ComputerGhost / FaviconFetcher

Scan a webpage for favicons, or just easily download the one you want.
MIT License
5 stars 3 forks source link

Scanner cannot locate links not located outside HTML head element #18

Closed kiddailey closed 5 months ago

kiddailey commented 5 months ago

I've discovered that a surprising amount of sites put <link> icon shortcuts in weird places, resulting in only the default favicon.ico request being added to the queue. And, in many of these cases, that default favicon request also fails because the sites in question don't provide the standard favicon at the default location.

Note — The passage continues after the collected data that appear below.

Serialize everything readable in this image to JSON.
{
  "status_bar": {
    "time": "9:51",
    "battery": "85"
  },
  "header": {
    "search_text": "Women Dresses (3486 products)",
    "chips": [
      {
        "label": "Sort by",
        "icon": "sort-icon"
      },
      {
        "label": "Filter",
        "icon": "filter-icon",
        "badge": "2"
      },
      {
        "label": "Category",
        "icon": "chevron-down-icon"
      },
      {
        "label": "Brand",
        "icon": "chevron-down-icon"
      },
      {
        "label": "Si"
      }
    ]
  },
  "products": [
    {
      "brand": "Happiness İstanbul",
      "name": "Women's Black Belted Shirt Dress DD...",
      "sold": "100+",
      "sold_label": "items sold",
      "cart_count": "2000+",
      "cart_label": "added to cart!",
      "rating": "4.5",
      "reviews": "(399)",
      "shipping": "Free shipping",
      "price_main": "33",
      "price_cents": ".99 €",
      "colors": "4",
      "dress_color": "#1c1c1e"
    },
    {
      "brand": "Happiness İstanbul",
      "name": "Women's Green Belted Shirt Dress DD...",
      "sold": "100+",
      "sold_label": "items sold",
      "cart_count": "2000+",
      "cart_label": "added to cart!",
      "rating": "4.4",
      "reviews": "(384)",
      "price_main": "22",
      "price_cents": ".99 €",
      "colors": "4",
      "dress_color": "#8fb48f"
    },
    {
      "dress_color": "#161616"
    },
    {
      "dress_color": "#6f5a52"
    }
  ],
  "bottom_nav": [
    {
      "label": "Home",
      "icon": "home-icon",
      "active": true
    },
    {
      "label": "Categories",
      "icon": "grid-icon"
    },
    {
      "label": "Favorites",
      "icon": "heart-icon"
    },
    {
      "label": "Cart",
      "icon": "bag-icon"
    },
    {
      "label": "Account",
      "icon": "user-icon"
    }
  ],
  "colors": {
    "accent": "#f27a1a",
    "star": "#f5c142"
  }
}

As one extreme example, ChowNow.com. They currently have their icon <link> elements placed (incorrectly) BETWEEN the <head> and <body> elements. They are valid links and provide the standard 16x16 (but with a custom filename), 120x120 and 120x120-precomposed icons. Unfortunately, the DefaultScanner ends its search at </head> and does not find these links.

A partial fix would be to parse through to the end of the body, but it won't catch icon links at the end of the document.

kiddailey commented 5 months ago

I've implemented the change to parse through to the body end and it doesn't appear to impact performance noticeably in my tests. Will submit as a pull request as soon as I am able.

kiddailey commented 5 months ago

PR #22 resolves this issue.